Hoover pitched around trouble when she replaced Walljasper in the fourth inning. Florida State had scored two runs to cut the Tigers’ lead to 5-3 that inning, and runners were at second and third base with two outs after Hoover fired a wild pitch. But Florida State’s Alex Powers, who already had two doubles, popped out to shortstop Amber Serrett.

Hoover’s best escape trick came two innings later, when the junior right-hander loaded the bases on a leadoff double and two walks. Jessie Warren, the Seminoles’ leader in RBIs and home runs who moved up to the leadoff spot for Game 3, came to the plate, but she grounded into a fielder’s choice at home.

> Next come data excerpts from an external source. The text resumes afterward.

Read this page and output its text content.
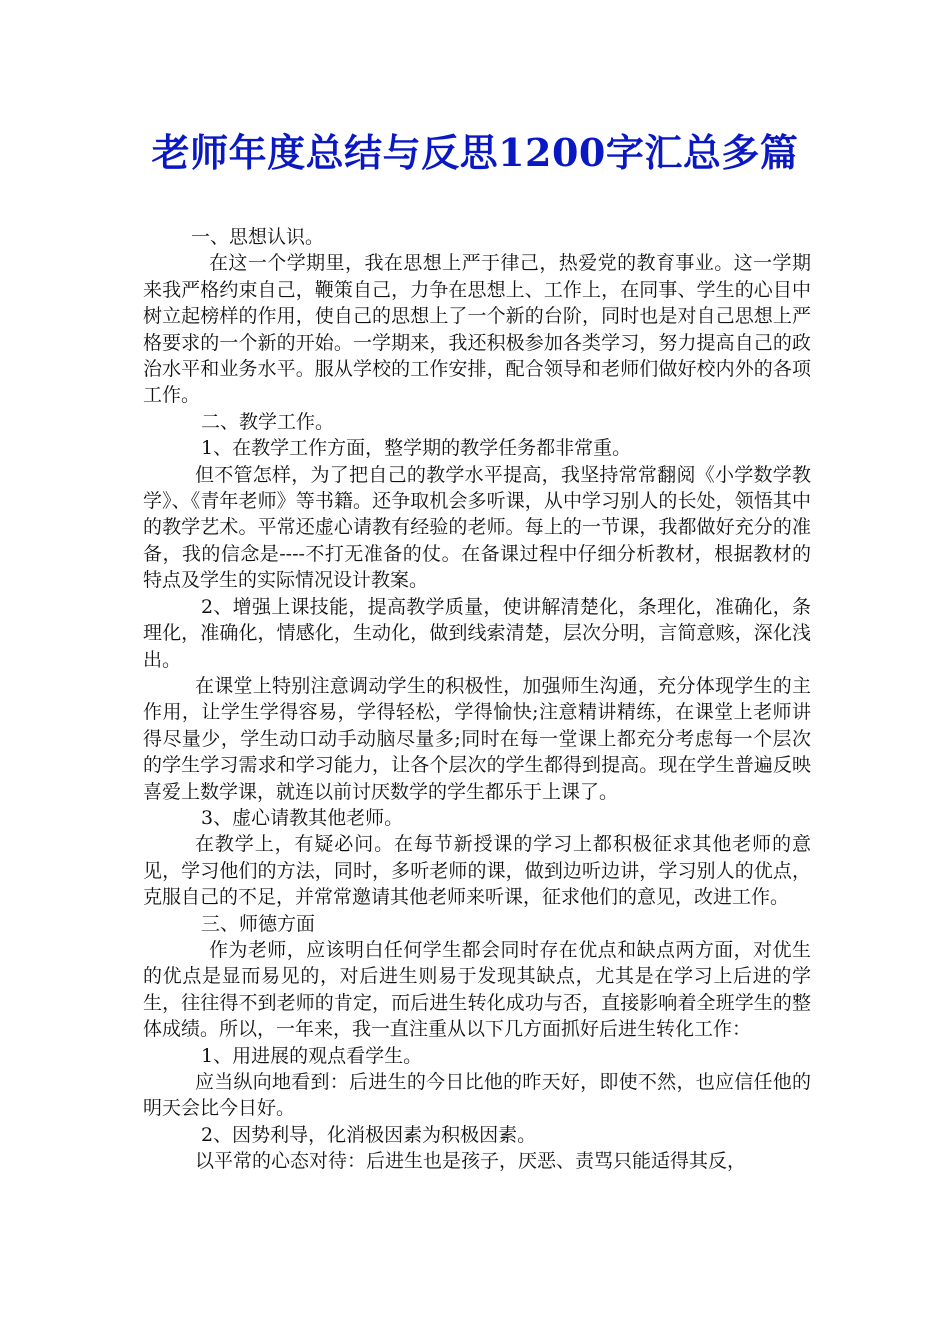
老师年度总结与反思1200字汇总多篇

一、思想认识。

在这一个学期里，我在思想上严于律己，热爱党的教育事业。这一学期来我严格约束自己，鞭策自己，力争在思想上、工作上，在同事、学生的心目中树立起榜样的作用，使自己的思想上了一个新的台阶，同时也是对自己思想上严格要求的一个新的开始。一学期来，我还积极参加各类学习，努力提高自己的政治水平和业务水平。服从学校的工作安排，配合领导和老师们做好校内外的各项工作。

二、教学工作。

1、在教学工作方面，整学期的教学任务都非常重。

但不管怎样，为了把自己的教学水平提高，我坚持常常翻阅《小学数学教学》、《青年老师》等书籍。还争取机会多听课，从中学习别人的长处，领悟其中的教学艺术。平常还虚心请教有经验的老师。每上的一节课，我都做好充分的准备，我的信念是----不打无准备的仗。在备课过程中仔细分析教材，根据教材的特点及学生的实际情况设计教案。

2、增强上课技能，提高教学质量，使讲解清楚化，条理化，准确化，条理化，准确化，情感化，生动化，做到线索清楚，层次分明，言简意赅，深化浅出。

在课堂上特别注意调动学生的积极性，加强师生沟通，充分体现学生的主作用，让学生学得容易，学得轻松，学得愉快;注意精讲精练，在课堂上老师讲得尽量少，学生动口动手动脑尽量多;同时在每一堂课上都充分考虑每一个层次的学生学习需求和学习能力，让各个层次的学生都得到提高。现在学生普遍反映喜爱上数学课，就连以前讨厌数学的学生都乐于上课了。

3、虚心请教其他老师。

在教学上，有疑必问。在每节新授课的学习上都积极征求其他老师的意见，学习他们的方法，同时，多听老师的课，做到边听边讲，学习别人的优点，克服自己的不足，并常常邀请其他老师来听课，征求他们的意见，改进工作。

三、师德方面

作为老师，应该明白任何学生都会同时存在优点和缺点两方面，对优生的优点是显而易见的，对后进生则易于发现其缺点，尤其是在学习上后进的学生，往往得不到老师的肯定，而后进生转化成功与否，直接影响着全班学生的整体成绩。所以，一年来，我一直注重从以下几方面抓好后进生转化工作：

1、用进展的观点看学生。

应当纵向地看到：后进生的今日比他的昨天好，即使不然，也应信任他的明天会比今日好。

2、因势利导，化消极因素为积极因素。

以平常的心态对待：后进生也是孩子，厌恶、责骂只能适得其反，
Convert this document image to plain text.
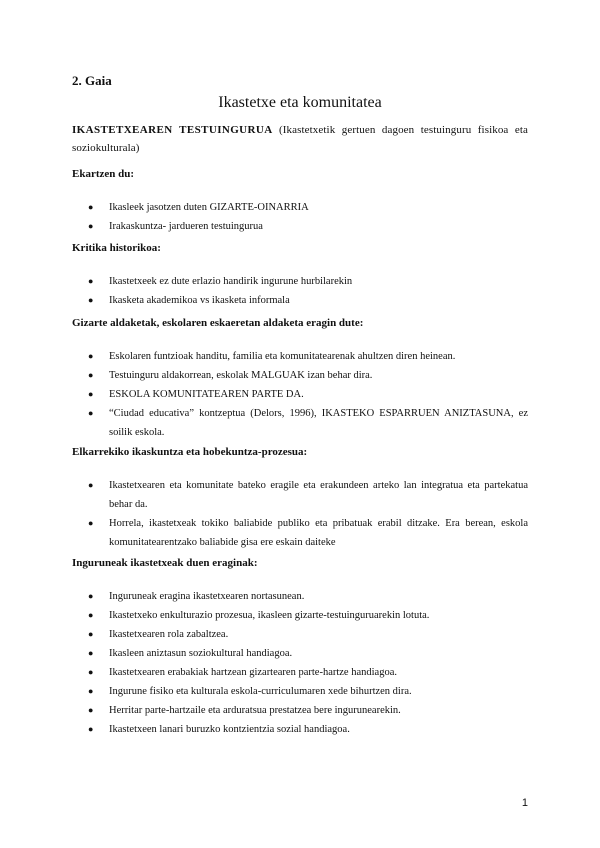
2. Gaia
Ikastetxe eta komunitatea
IKASTETXEAREN TESTUINGURUA (Ikastetxetik gertuen dagoen testuinguru fisikoa eta soziokulturala)
Ekartzen du:
● Ikasleek jasotzen duten GIZARTE-OINARRIA
● Irakaskuntza- jardueren testuingurua
Kritika historikoa:
● Ikastetxeek ez dute erlazio handirik ingurune hurbilarekin
● Ikasketa akademikoa vs ikasketa informala
Gizarte aldaketak, eskolaren eskaeretan aldaketa eragin dute:
● Eskolaren funtzioak handitu, familia eta komunitatearenak ahultzen diren heinean.
● Testuinguru aldakorrean, eskolak MALGUAK izan behar dira.
● ESKOLA KOMUNITATEAREN PARTE DA.
● “Ciudad educativa” kontzeptua (Delors, 1996), IKASTEKO ESPARRUEN ANIZTASUNA, ez soilik eskola.
Elkarrekiko ikaskuntza eta hobekuntza-prozesua:
● Ikastetxearen eta komunitate bateko eragile eta erakundeen arteko lan integratua eta partekatua behar da.
● Horrela, ikastetxeak tokiko baliabide publiko eta pribatuak erabil ditzake. Era berean, eskola komunitatearentzako baliabide gisa ere eskain daiteke
Inguruneak ikastetxeak duen eraginak:
● Inguruneak eragina ikastetxearen nortasunean.
● Ikastetxeko enkulturazio prozesua, ikasleen gizarte-testuinguruarekin lotuta.
● Ikastetxearen rola zabaltzea.
● Ikasleen aniztasun soziokultural handiagoa.
● Ikastetxearen erabakiak hartzean gizartearen parte-hartze handiagoa.
● Ingurune fisiko eta kulturala eskola-curriculumaren xede bihurtzen dira.
● Herritar parte-hartzaile eta arduratsua prestatzea bere ingurunearekin.
● Ikastetxeen lanari buruzko kontzientzia sozial handiagoa.
1
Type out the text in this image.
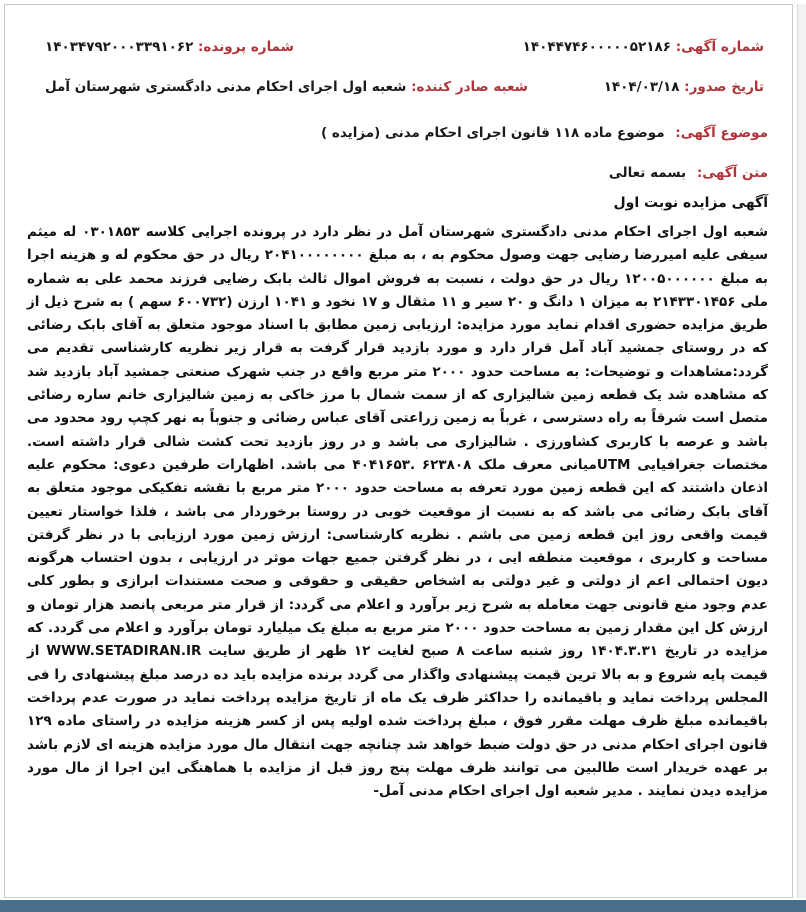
شماره آگهی: ۱۴۰۴۴۷۴۶۰۰۰۰۰۵۲۱۸۶
شماره پرونده: ۱۴۰۳۴۷۹۲۰۰۰۳۳۹۱۰۶۲
تاریخ صدور: ۱۴۰۴/۰۳/۱۸
شعبه صادر کننده: شعبه اول اجرای احکام مدنی دادگستری شهرستان آمل
موضوع آگهی: موضوع ماده ۱۱۸ قانون اجرای احکام مدنی (مزایده )
متن آگهی: بسمه تعالی
آگهی مزایده نوبت اول

شعبه اول اجرای احکام مدنی دادگستری شهرستان آمل در نظر دارد در پرونده اجرایی کلاسه ۰۳۰۱۸۵۳ له میثم سیفی علیه امیررضا رضایی جهت وصول محکوم به ، به مبلغ ۲۰۴۱۰۰۰۰۰۰۰۰ ریال در حق محکوم له و هزینه اجرا به مبلغ ۱۲۰۰۵۰۰۰۰۰۰ ریال در حق دولت ، نسبت به فروش اموال ثالث بابک رضایی فرزند محمد علی به شماره ملی ۲۱۴۳۳۰۱۴۵۶ به میزان ۱ دانگ و ۲۰ سیر و ۱۱ مثقال و ۱۷ نخود و ۱۰۴۱ ارزن (۶۰۰۷۳۲ سهم ) به شرح ذیل از طریق مزایده حضوری اقدام نماید مورد مزایده: ارزیابی زمین مطابق با اسناد موجود متعلق به آقای بابک رضائی که در روستای جمشید آباد آمل قرار دارد و مورد بازدید قرار گرفت به قرار زیر نظریه کارشناسی تقدیم می گردد:مشاهدات و توضیحات: به مساحت حدود ۲۰۰۰ متر مربع واقع در جنب شهرک صنعتی جمشید آباد بازدید شد که مشاهده شد یک قطعه زمین شالیزاری که از سمت شمال با مرز خاکی به زمین شالیزاری خانم ساره رضائی متصل است شرقاً به راه دسترسی ، غرباً به زمین زراعتی آقای عباس رضائی و جنوباً به نهر کچپ رود محدود می باشد و عرصه با کاربری کشاورزی . شالیزاری می باشد و در روز بازدید تحت کشت شالی قرار داشته است. مختصات جغرافیایی UTMمیانی معرف ملک ۶۲۳۸۰۸ .۴۰۴۱۶۵۳ می باشد. اظهارات طرفین دعوی: محکوم علیه اذعان داشتند که این قطعه زمین مورد تعرفه به مساحت حدود ۲۰۰۰ متر مربع با نقشه تفکیکی موجود متعلق به آقای بابک رضائی می باشد که به نسبت از موقعیت خوبی در روستا برخوردار می باشد ، فلذا خواستار تعیین قیمت واقعی روز این قطعه زمین می باشم . نظریه کارشناسی: ارزش زمین مورد ارزیابی با در نظر گرفتن مساحت و کاربری ، موقعیت منطقه ایی ، در نظر گرفتن جمیع جهات موثر در ارزیابی ، بدون احتساب هرگونه دیون احتمالی اعم از دولتی و غیر دولتی به اشخاص حقیقی و حقوقی و صحت مستندات ابرازی و بطور کلی عدم وجود منع قانونی جهت معامله به شرح زیر برآورد و اعلام می گردد: از قرار متر مربعی پانصد هزار تومان و ارزش کل این مقدار زمین به مساحت حدود ۲۰۰۰ متر مربع به مبلغ یک میلیارد تومان برآورد و اعلام می گردد. که مزایده در تاریخ ۱۴۰۴.۳.۳۱ روز شنبه ساعت ۸ صبح لغایت ۱۲ ظهر از طریق سایت WWW.SETADIRAN.IR از قیمت پایه شروع و به بالا ترین قیمت پیشنهادی واگذار می گردد برنده مزایده باید ده درصد مبلغ پیشنهادی را فی المجلس پرداخت نماید و باقیمانده را حداکثر ظرف یک ماه از تاریخ مزایده پرداخت نماید در صورت عدم پرداخت باقیمانده مبلغ ظرف مهلت مقرر فوق ، مبلغ پرداخت شده اولیه پس از کسر هزینه مزایده در راستای ماده ۱۲۹ قانون اجرای احکام مدنی در حق دولت ضبط خواهد شد چنانچه جهت انتقال مال مورد مزایده هزینه ای لازم باشد بر عهده خریدار است طالبین می توانند ظرف مهلت پنج روز قبل از مزایده با هماهنگی این اجرا از مال مورد مزایده دیدن نمایند . مدیر شعبه اول اجرای احکام مدنی آمل-
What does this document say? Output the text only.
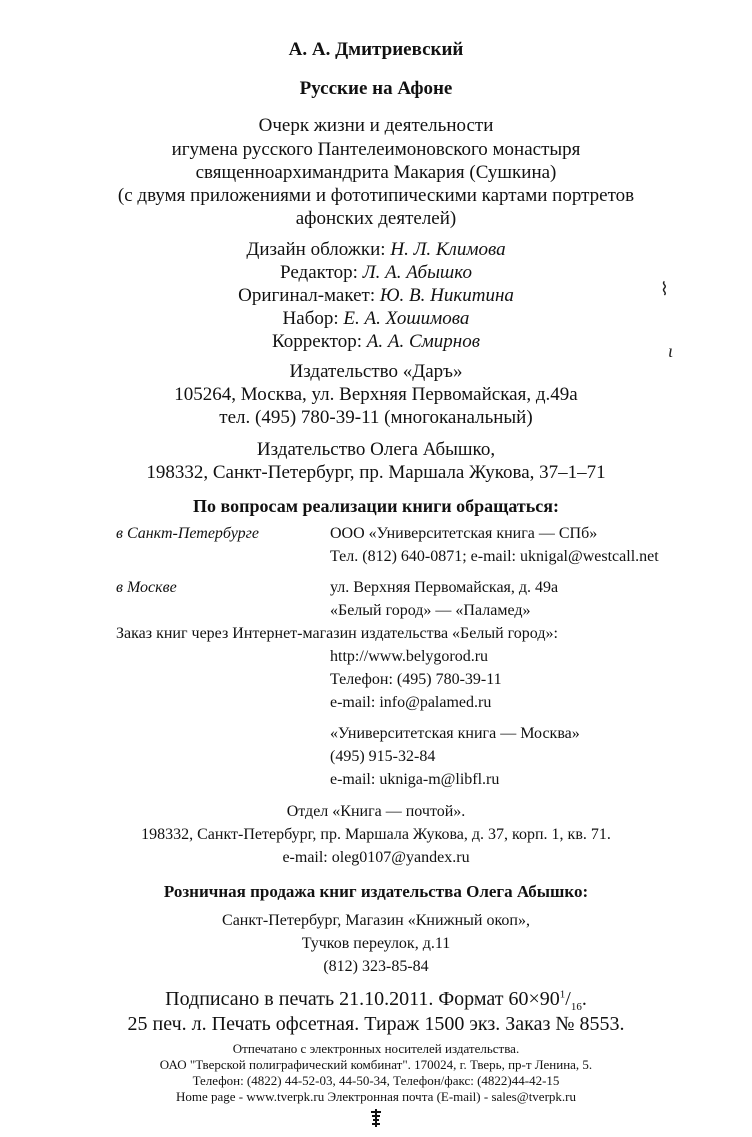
А. А. Дмитриевский
Русские на Афоне
Очерк жизни и деятельности
игумена русского Пантелеимоновского монастыря
священноархимандрита Макария (Сушкина)
(с двумя приложениями и фототипическими картами портретов
афонских деятелей)
Дизайн обложки: Н. Л. Климова
Редактор: Л. А. Абышко
Оригинал-макет: Ю. В. Никитина
Набор: Е. А. Хошимова
Корректор: А. А. Смирнов
Издательство «Даръ»
105264, Москва, ул. Верхняя Первомайская, д.49а
тел. (495) 780-39-11 (многоканальный)
Издательство Олега Абышко,
198332, Санкт-Петербург, пр. Маршала Жукова, 37–1–71
По вопросам реализации книги обращаться:
в Санкт-Петербурге	ООО «Университетская книга — СПб»
Тел. (812) 640-0871; e-mail: uknigal@westcall.net
в Москве	ул. Верхняя Первомайская, д. 49а
«Белый город» — «Паламед»
Заказ книг через Интернет-магазин издательства «Белый город»:
http://www.belygorod.ru
Телефон: (495) 780-39-11
e-mail: info@palamed.ru
«Университетская книга — Москва»
(495) 915-32-84
e-mail: ukniga-m@libfl.ru
Отдел «Книга — почтой».
198332, Санкт-Петербург, пр. Маршала Жукова, д. 37, корп. 1, кв. 71.
e-mail: oleg0107@yandex.ru
Розничная продажа книг издательства Олега Абышко:
Санкт-Петербург, Магазин «Книжный окоп»,
Тучков переулок, д.11
(812) 323-85-84
Подписано в печать 21.10.2011. Формат $60\times 90^1/_{16}$.
25 печ. л. Печать офсетная. Тираж 1500 экз. Заказ № 8553.
Отпечатано с электронных носителей издательства.
ОАО "Тверской полиграфический комбинат". 170024, г. Тверь, пр-т Ленина, 5.
Телефон: (4822) 44-52-03, 44-50-34, Телефон/факс: (4822)44-42-15
Home page - www.tverpk.ru Электронная почта (E-mail) - sales@tverpk.ru
⌇
ι
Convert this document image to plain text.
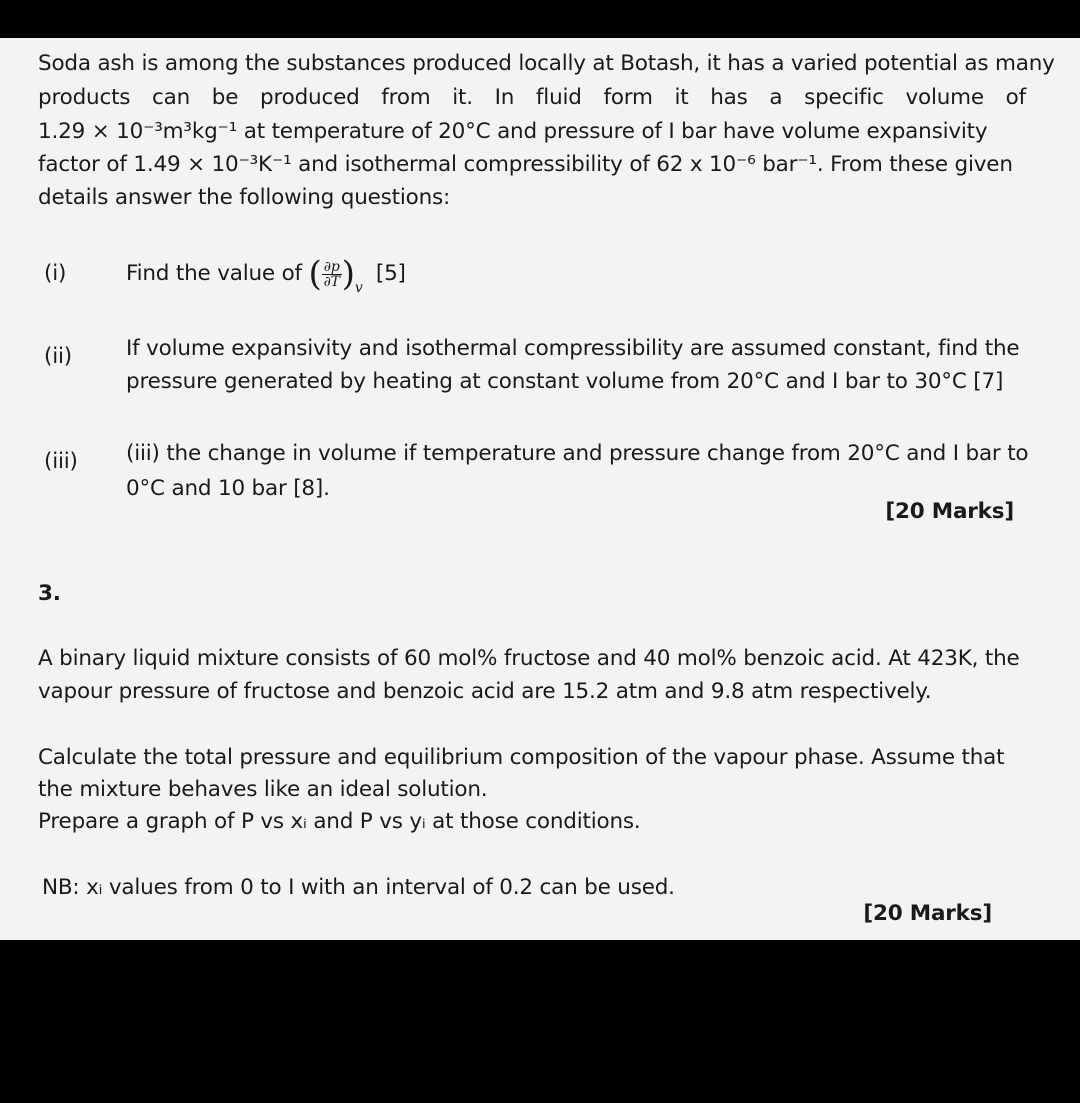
Soda ash is among the substances produced locally at Botash, it has a varied potential as many
products can be produced from it. In fluid form it has a specific volume of
1.29 × 10⁻³m³kg⁻¹ at temperature of 20°C and pressure of I bar have volume expansivity
factor of 1.49 × 10⁻³K⁻¹ and isothermal compressibility of 62 x 10⁻⁶ bar⁻¹. From these given
details answer the following questions:
(i)	Find the value of ( $\frac{\partial p}{\partial T} )_v$  [5]
(ii)	If volume expansivity and isothermal compressibility are assumed constant, find the
pressure generated by heating at constant volume from 20°C and I bar to 30°C [7]
(iii) (iii) the change in volume if temperature and pressure change from 20°C and I bar to
0°C and 10 bar [8].
[20 Marks]
3.
A binary liquid mixture consists of 60 mol% fructose and 40 mol% benzoic acid. At 423K, the
vapour pressure of fructose and benzoic acid are 15.2 atm and 9.8 atm respectively.
Calculate the total pressure and equilibrium composition of the vapour phase. Assume that
the mixture behaves like an ideal solution.
Prepare a graph of P vs xᵢ and P vs yᵢ at those conditions.
NB: xᵢ values from 0 to I with an interval of 0.2 can be used.
[20 Marks]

And after Ellie Cooper sent an RBI sacrifice fly to right field, cutting the Tigers’ lead to one, Powers chopped a ball back to Hoover for the final out.

“When the bases were loaded and (Warren) was up, it wasn’t, like, the best situation ever,” Hoover deadpanned. “And then (the at-bat) started off with a ball, so that was even worse. But then we threw a change of speed. Luckily, she rolled over, and momentum was back in our hands.

“This time of year, we’re not going to be perfect, we may not be pretty, but a win is a win right now, so I’m happy with it.”

Hoover’s 3.2 innings of relief, allowing just one run, secured the Tigers’ fourth trip to Oklahoma City in Torina’s tenure and a date with UCLA in the opening round Thursday.

It completed the Tigers’ wild ride through the regional and super regional rounds; they needed three wins in less than 24 hours just to capture the Baton Rouge regional title. But it was more than just Hoover’s relief that let LSU reach its sixth Women’s College World Series.

The Tigers, who had only one run on seven hits in the first two games of the super regional, finally solved Florida State pitching Sunday. LSU tagged Jessica Burroughs and Meghan King, pitchers with sub-2.00 ERAs, for six runs on 10 hits.

The outburst came on a record day for two LSU seniors. Catcher Sahvanna Jaquish had four RBIs, pushing her into the top 10 on the NCAA’s all-time list. With 267 in her career, she is three RBIs away from breaking the SEC record.

Jaquish’s two-run double down the left-field line gave the Tigers the lead in the second inning. Her efforts earned her an ice bath after the game.

“It’s unreal,” she said. “It’s still surreal to me. I close my eyes and I replay the last play over and over again, dogpiling. I wouldn’t want to be in any other position with any other players.”

Another senior, Bailey Landry, added a critical insurance run in the seventh, driving an RBI triple into the left-center gap to score speedy pinch runner Nicky Dawson. With that hit, Landry took sole possession of first place on the program’s career hit list with 291.

Since the super regional era began in 2005, LSU is the first team to win three super regionals on the road and the first team to win back-to-back super regionals away from home. All have come under Torina.

“It has nothing to do with me. It has everything to do with the players sitting next to me and the players who have worn this uniform,” the sixth-year coach said. “I just write a lineup every day. These guys are the ones who go out and play ball. They are the ones who continue to write the history of this program. I took over a fantastic program.

“A Hall of Famer (former coach Yvette Girouard) handed me this program in the most beautiful stadium in the country. We have players who work hard and want to represent LSU to the best of their ability, and they are the ones who should get all of the credit.”